I take for granted many of the things that I enjoy about the University. I often forget that the reason my bathroom is clean every morning and that I have food to eat for every meal is because of the people from the surrounding communities who work here. I find joy in newly paved pathways on campus and boba at every other event, but it doesn’t register that it’s thanks to the community around the University that we’re able to enjoy them. In reality, every part of the University that makes it my home is tied to the community supporting it.
In fact, I owe it to Princeton, the town where I chose to spend my college years in the first place. The area was a big part of why my parents were happy to see me enroll here. Instead of spending the most influential years of my life in a terrifying megacity or the middle of nowhere, I’d be in a picture-perfect college town.
After coming here, I’ve seen how often students and administrators act like the town is a source of pride for the University, even when it has little to do with us and everything to do with the community around us. The University’s website boasts about “the charm of Princeton,” creating an image of the town as an idyllic haven with “tree-lined neighborhoods.” Yet, all of this promotion occurs without any proposal of a deeper commitment to the town.
We Princetonians often fail to demonstrate care for the places or people beyond campus. We’re not exactly flocking to town events or vying to work off-campus. We don’t even mention the town beyond complimenting the color of the leaves and complaining about how little there is to do. More often, we’re content to ignore the world outside campus entirely, even when it’s precisely the community around us that makes life here possible. The town is our home for four years, and it offers us so much that we need and enjoy; surely we can do so much more for the place we live in, no?

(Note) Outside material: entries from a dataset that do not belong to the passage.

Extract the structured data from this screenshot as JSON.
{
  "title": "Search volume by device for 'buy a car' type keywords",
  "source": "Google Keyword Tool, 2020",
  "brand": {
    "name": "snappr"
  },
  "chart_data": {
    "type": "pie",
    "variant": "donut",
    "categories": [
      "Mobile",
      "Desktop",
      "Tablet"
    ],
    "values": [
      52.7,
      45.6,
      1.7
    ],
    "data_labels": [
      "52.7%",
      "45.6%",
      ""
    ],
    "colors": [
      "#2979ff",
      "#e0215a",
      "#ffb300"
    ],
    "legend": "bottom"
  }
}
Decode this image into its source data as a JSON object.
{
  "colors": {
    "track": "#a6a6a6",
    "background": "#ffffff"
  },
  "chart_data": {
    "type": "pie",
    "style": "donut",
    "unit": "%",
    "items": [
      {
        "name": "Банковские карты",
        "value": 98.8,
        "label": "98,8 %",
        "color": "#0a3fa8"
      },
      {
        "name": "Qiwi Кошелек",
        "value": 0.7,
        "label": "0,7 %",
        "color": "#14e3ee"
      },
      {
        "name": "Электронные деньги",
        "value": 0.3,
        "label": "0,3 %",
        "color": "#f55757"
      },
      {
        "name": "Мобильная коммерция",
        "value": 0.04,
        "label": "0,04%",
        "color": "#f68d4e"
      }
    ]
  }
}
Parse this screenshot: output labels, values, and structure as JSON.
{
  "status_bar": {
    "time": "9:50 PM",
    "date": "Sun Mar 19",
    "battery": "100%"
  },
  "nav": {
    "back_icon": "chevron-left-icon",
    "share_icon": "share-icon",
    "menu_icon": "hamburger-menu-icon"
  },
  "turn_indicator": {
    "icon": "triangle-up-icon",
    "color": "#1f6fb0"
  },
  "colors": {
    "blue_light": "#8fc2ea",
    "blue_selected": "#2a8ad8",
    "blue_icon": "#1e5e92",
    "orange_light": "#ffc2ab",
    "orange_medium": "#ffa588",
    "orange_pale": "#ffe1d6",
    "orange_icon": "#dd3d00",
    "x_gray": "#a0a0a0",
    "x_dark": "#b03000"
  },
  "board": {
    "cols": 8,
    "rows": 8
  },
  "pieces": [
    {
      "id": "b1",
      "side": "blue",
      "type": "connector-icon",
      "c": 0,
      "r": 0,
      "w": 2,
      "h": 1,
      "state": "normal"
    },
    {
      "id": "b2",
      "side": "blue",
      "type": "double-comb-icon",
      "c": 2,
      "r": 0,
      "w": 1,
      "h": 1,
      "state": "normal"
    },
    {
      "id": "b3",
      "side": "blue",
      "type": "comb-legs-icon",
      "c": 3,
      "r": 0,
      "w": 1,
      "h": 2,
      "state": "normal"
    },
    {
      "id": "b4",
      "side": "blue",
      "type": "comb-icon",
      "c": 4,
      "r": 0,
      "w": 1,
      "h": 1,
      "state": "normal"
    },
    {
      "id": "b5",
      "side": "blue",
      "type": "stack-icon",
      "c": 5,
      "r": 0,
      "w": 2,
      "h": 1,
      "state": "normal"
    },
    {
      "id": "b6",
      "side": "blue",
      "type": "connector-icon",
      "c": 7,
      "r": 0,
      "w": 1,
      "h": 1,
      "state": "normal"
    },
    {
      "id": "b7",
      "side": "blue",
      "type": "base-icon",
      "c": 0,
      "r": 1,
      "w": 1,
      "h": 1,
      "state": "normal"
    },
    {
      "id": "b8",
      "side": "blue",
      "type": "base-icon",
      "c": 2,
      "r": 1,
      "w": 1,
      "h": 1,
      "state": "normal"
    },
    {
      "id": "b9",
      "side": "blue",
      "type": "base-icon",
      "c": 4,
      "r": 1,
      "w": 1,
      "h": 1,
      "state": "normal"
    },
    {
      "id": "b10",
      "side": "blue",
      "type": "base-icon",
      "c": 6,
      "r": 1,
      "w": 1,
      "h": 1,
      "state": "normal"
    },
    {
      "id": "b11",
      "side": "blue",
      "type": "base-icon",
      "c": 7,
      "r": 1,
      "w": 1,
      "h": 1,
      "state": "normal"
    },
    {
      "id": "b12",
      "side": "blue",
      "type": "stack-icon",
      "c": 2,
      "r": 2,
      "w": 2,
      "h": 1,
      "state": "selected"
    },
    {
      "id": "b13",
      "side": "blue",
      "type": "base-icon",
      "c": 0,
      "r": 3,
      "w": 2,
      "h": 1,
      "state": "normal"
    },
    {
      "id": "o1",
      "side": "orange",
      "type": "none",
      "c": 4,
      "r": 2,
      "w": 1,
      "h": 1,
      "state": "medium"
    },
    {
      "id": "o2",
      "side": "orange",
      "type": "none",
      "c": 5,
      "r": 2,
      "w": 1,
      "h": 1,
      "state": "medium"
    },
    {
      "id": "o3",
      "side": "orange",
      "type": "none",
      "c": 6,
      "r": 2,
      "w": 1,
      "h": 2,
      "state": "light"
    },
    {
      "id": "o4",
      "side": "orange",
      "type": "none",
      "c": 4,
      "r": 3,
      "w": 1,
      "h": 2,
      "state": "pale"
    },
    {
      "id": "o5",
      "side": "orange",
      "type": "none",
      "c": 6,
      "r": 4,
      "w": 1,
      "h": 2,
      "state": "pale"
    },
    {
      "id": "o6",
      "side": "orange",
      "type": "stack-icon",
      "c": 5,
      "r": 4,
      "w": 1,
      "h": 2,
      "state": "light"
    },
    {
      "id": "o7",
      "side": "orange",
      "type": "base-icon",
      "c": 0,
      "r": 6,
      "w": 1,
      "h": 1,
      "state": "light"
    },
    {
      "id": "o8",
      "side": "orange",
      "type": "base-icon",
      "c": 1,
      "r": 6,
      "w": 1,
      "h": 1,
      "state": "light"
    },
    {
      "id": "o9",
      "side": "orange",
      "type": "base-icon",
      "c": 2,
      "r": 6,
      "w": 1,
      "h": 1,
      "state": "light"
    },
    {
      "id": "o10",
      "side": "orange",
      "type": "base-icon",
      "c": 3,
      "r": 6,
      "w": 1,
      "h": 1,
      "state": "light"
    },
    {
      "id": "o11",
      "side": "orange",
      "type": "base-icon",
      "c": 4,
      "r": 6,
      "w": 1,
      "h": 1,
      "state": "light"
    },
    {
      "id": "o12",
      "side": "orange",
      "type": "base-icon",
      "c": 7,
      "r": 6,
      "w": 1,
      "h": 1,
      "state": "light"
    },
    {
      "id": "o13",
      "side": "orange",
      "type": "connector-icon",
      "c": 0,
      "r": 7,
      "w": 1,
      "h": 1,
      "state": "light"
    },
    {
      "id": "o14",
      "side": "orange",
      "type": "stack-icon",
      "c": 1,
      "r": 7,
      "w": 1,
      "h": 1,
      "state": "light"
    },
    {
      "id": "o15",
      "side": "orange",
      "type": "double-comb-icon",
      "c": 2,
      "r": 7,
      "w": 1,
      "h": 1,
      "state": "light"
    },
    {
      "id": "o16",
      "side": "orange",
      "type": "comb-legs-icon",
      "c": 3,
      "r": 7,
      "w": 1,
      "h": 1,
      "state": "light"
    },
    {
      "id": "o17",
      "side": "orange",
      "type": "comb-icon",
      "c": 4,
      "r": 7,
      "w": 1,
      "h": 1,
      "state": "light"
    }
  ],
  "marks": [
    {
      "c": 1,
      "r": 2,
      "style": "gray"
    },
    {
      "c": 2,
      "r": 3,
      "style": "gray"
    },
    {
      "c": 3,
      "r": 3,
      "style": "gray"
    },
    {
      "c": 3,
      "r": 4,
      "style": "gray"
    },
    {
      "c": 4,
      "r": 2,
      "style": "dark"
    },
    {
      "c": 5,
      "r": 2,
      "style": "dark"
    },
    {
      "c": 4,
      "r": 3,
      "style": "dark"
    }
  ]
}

Some of us already do. The Pace Center lists programs that work with immigrants, schools, and conservation efforts. Other student groups, even those that are not centered around community service, integrate service into their clubs so that members can get involved with the community through their pre-existing interests. Princeton University Ballet heads a chapter of Ballet & Books, where students plan extracurricular activities for young children to improve their literacy. The Figure Skating Club leads a skating program with the Special Olympics of Mercer County. Even if it’s through their membership in a club, students gain a sense of responsibility towards the community, and the community benefits in turn. However, too few students participate in these programs and stay siloed within the campus’s walls.
It does not take being a member of a committed organization to contribute to the town; any number of personal choices can change the campus’s attitude of ambivalence towards supporting the people who support us. Students could take more jobs off-campus; we’d see and meet more of the town than most of the University ever would. It would also be more meaningful to serve the members of the community in roles that are not always noticed but nevertheless essential. There are classes at the Arts Council and Pure Barre that provide us with enjoyment while bringing us closer to the community’s institutions and its people. There are plenty of ways we can become closer to the town and local region. However, we don’t act on them because we’ve grown comfortable with the way things are.
Recognizing what this community offers us is the first step toward finding gratitude. Acting on that gratitude is the first step toward giving a part of ourselves to the town in return. There is a great deal to enjoy about our experience on campus, but that doesn’t mean we should seclude ourselves either. There’s a wide world outside the campus we live in — a world to explore, contribute to, and leave our mark on. We can start with the one right outside the gates.